Wonder Woman's costume is just fine, why is it that JMS has to screw everything up. B5 was awesome, but ended boring. The direct to DVD 'movies' were garbage. His comic career is jeered by most of those who follow the hobby closely. I won't buy/read/watch a Wonder Woman who's eschewed the red, white, and blue for street clothes. That's what secret identities are for.


----------



## deadmanincfan (Mar 11, 2008)

...and this is why we REALLY need a "tossin' your cookies" smilie here...


----------



## Mitchellmania (Feb 14, 2002)

"Well isn't THAT special!" It's 2010 let's cover her entire body with, hmm, lets see... clothes?!! Crap!


----------



## northjason (May 10, 2003)

Tiberious said:


> why is it that JMS has to screw everything up. ... His comic career is jeered by most of those who follow the hobby closely.

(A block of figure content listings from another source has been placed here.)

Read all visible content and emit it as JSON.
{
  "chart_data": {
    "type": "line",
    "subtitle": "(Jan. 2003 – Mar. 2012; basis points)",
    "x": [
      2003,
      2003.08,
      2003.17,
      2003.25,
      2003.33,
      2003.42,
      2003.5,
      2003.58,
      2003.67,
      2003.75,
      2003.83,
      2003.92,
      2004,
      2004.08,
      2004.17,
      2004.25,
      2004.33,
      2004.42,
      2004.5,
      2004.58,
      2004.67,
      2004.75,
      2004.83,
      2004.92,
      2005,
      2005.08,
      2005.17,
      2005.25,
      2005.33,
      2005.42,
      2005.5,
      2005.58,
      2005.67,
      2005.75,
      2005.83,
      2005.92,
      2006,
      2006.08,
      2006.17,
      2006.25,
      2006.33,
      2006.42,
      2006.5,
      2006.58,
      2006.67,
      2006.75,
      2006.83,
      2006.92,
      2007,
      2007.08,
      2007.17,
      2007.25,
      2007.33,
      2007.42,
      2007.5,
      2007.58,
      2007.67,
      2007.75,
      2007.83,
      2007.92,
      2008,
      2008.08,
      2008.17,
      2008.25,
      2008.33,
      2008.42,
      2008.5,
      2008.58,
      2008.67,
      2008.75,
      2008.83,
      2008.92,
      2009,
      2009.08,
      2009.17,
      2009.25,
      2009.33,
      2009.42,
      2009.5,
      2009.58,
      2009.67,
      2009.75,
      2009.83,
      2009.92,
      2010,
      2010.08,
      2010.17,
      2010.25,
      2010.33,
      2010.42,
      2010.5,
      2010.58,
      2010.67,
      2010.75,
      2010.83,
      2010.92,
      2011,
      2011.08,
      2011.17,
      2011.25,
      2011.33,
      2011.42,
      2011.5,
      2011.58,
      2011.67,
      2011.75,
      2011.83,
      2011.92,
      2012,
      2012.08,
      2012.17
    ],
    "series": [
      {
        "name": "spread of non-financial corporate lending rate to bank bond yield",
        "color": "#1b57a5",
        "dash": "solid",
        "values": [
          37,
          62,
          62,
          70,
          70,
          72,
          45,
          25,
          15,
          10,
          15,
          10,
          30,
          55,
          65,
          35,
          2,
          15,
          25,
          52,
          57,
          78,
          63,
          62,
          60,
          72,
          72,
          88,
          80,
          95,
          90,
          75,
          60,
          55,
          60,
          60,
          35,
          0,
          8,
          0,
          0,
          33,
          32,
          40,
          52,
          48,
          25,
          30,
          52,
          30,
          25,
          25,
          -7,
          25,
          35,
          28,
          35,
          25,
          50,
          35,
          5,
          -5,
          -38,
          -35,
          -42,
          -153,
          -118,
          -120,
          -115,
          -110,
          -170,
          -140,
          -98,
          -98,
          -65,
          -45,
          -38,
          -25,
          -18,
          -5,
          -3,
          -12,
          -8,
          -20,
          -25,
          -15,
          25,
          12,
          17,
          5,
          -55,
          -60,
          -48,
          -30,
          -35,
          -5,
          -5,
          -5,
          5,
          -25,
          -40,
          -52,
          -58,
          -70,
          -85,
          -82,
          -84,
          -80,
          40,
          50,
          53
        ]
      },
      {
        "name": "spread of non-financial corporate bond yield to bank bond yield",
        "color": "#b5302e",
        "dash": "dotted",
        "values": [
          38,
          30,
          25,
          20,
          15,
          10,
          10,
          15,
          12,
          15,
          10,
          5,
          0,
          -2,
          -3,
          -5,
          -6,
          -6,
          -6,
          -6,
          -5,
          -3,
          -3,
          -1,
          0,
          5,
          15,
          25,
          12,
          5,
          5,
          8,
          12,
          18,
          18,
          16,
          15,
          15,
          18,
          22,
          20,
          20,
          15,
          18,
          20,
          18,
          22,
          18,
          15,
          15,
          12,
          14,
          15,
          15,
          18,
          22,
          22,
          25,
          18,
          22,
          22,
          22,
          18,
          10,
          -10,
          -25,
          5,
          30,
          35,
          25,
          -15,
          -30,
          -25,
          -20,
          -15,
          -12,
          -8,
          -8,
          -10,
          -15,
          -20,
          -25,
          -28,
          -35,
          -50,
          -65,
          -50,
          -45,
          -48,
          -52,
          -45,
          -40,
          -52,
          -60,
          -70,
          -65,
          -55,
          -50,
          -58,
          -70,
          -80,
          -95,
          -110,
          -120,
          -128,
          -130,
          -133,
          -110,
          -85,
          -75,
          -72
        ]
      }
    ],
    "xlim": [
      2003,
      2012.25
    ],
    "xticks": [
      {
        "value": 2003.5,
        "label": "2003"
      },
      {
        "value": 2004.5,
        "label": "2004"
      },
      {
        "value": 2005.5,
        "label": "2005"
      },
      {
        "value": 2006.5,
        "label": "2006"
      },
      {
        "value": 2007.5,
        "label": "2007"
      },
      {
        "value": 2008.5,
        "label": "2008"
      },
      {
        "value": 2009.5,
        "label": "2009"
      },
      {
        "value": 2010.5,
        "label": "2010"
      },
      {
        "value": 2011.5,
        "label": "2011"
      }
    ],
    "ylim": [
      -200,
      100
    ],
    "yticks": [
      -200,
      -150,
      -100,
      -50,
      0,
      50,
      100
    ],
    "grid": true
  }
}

Gwen Stacy's retconned affair with the Green Goblin, and subsequent birthing of his offspring, is pretty much the worst thing I've ever seen done to a fictional character by a creator. It made me cry bitter tears.


----------



## Capt. Krik (May 26, 2001)

I was toitally against the new origin, then I read an interview with JMS. In the new story Diana is smuggled off the island by her mother's guards while the island is under attack and the Amazons are being slaughtered. She is then taken to America where the guards raise her and train her in the Amazon ways. Meanwhile she is also growing up in modern America and learning the ways of our society. Exposing her sel to her people's customs and that of modern society.
This kind of makes sense for an update of her origin and it might not suck. Only time and JMS' writing talents will tell.

OH YEAH! The new costume totally blows big honkin' chunks. Jim Lee is a talented artist but he really lacks as a designer. I still hate those goofy googles he put on Catwoman. Back to the drawing board, Jim.


----------



## iamweasel (Aug 14, 2000)

The fact that they changed it isn't an issue for me, though I have always liked her previous costume.
The problem is is that the design does in fact "blow chunks", it looks hideous and since she is a woman then she should have a better fashion sense then that. She needs to get some input from Black Canary or even PowerGirl, Donna Troy etc etc etc. The Martian Manhunter has a better looking outfit.


----------



## Todd P. (Apr 12, 2007)

northjason said:


> Gwen Stacy's retconned affair with the Green Goblin, and subsequent birthing of his offspring, is pretty much the worst thing I've ever seen done to a fictional character by a creator. It made me cry bitter tears.


Heavens, I didn't know about that. OK, I'm convinced, JMS was a one-trick pony. And even B5 was only really good for about three seasons. It started poorly and ended with a whimper.


----------